What is a risk treatment plan?

A risk treatment plan documents the decisions made about each identified risk: whether to mitigate, accept, transfer, or avoid it. It includes the chosen treatment option, specific controls or actions, responsible owners, timelines, residual risk levels, and acceptance criteria. ISO 27001 Clause 6.1.3 specifically requires organizations to formulate a risk treatment plan.

What are the four risk treatment options?

The four standard options are: Mitigate (implement controls to reduce likelihood or impact), Accept (acknowledge the risk falls within appetite and document the rationale), Transfer (shift the risk to a third party via insurance, outsourcing, or contracts), and Avoid (eliminate the activity or condition that creates the risk).

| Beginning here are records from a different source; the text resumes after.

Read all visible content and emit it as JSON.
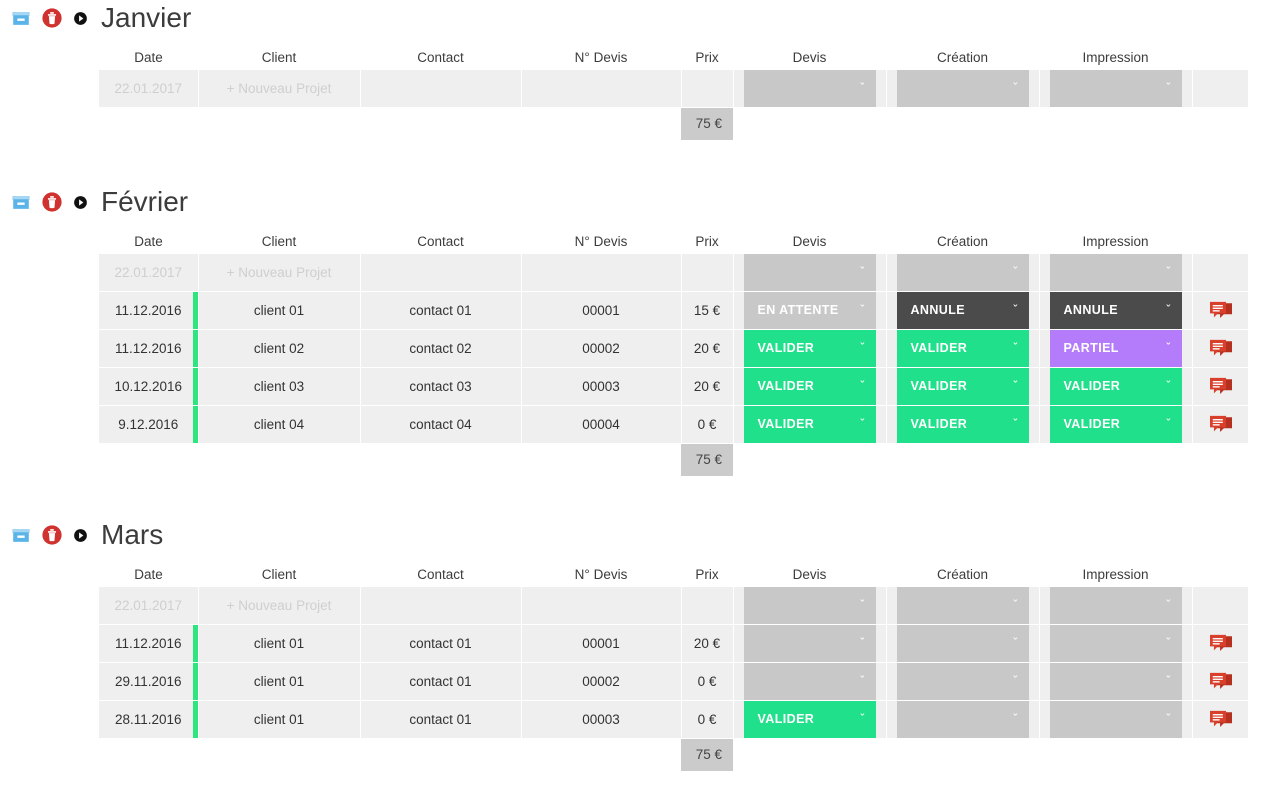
{
  "columns": [
    "Date",
    "Client",
    "Contact",
    "N° Devis",
    "Prix",
    "Devis",
    "Création",
    "Impression"
  ],
  "colors": {
    "valider": "#21e08b",
    "en_attente": "#fc4c54",
    "annule": "#4b4b4b",
    "partiel": "#b47cfa",
    "empty": "#c8c8c8",
    "flag": "#2ee67f",
    "archive_icon": "#5bb4e8",
    "trash_icon": "#d0332f",
    "comment_icon": "#d9402c",
    "total_bg": "#cbcbcb",
    "row_bg": "#efefef"
  },
  "icons": {
    "archive": "archive-icon",
    "trash": "trash-icon",
    "collapse": "collapse-arrow-icon",
    "comment": "comment-icon",
    "chevron": "chevron-down-icon"
  },
  "new_project": {
    "date": "22.01.2017",
    "label": "+ Nouveau Projet"
  },
  "months": [
    {
      "name": "Janvier",
      "total": "75 €",
      "rows": []
    },
    {
      "name": "Février",
      "total": "75 €",
      "rows": [
        {
          "date": "11.12.2016",
          "client": "client 01",
          "contact": "contact 01",
          "devis_no": "00001",
          "prix": "15 €",
          "devis": {
            "label": "EN ATTENTE",
            "state": "en_attente"
          },
          "creation": {
            "label": "ANNULE",
            "state": "annule"
          },
          "impression": {
            "label": "ANNULE",
            "state": "annule"
          }
        },
        {
          "date": "11.12.2016",
          "client": "client 02",
          "contact": "contact 02",
          "devis_no": "00002",
          "prix": "20 €",
          "devis": {
            "label": "VALIDER",
            "state": "valider"
          },
          "creation": {
            "label": "VALIDER",
            "state": "valider"
          },
          "impression": {
            "label": "PARTIEL",
            "state": "partiel"
          }
        },
        {
          "date": "10.12.2016",
          "client": "client 03",
          "contact": "contact 03",
          "devis_no": "00003",
          "prix": "20 €",
          "devis": {
            "label": "VALIDER",
            "state": "valider"
          },
          "creation": {
            "label": "VALIDER",
            "state": "valider"
          },
          "impression": {
            "label": "VALIDER",
            "state": "valider"
          }
        },
        {
          "date": "9.12.2016",
          "client": "client 04",
          "contact": "contact 04",
          "devis_no": "00004",
          "prix": "0 €",
          "devis": {
            "label": "VALIDER",
            "state": "valider"
          },
          "creation": {
            "label": "VALIDER",
            "state": "valider"
          },
          "impression": {
            "label": "VALIDER",
            "state": "valider"
          }
        }
      ]
    },
    {
      "name": "Mars",
      "total": "75 €",
      "rows": [
        {
          "date": "11.12.2016",
          "client": "client 01",
          "contact": "contact 01",
          "devis_no": "00001",
          "prix": "20 €",
          "devis": {
            "label": "",
            "state": "empty"
          },
          "creation": {
            "label": "",
            "state": "empty"
          },
          "impression": {
            "label": "",
            "state": "empty"
          }
        },
        {
          "date": "29.11.2016",
          "client": "client 01",
          "contact": "contact 01",
          "devis_no": "00002",
          "prix": "0 €",
          "devis": {
            "label": "",
            "state": "empty"
          },
          "creation": {
            "label": "",
            "state": "empty"
          },
          "impression": {
            "label": "",
            "state": "empty"
          }
        },
        {
          "date": "28.11.2016",
          "client": "client 01",
          "contact": "contact 01",
          "devis_no": "00003",
          "prix": "0 €",
          "devis": {
            "label": "VALIDER",
            "state": "valider"
          },
          "creation": {
            "label": "",
            "state": "empty"
          },
          "impression": {
            "label": "",
            "state": "empty"
          }
        }
      ]
    }
  ]
}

Most risks end up being mitigated or accepted.

How does a risk treatment plan differ from a risk register?

A risk register identifies and assesses risks — it documents what could go wrong, how likely it is, and what the impact would be. A risk treatment plan documents what you are going to do about each risk. The register feeds the treatment plan. In CisoDeck, risks flow directly from the register into the treatment plan with treatment options, actions, and owners.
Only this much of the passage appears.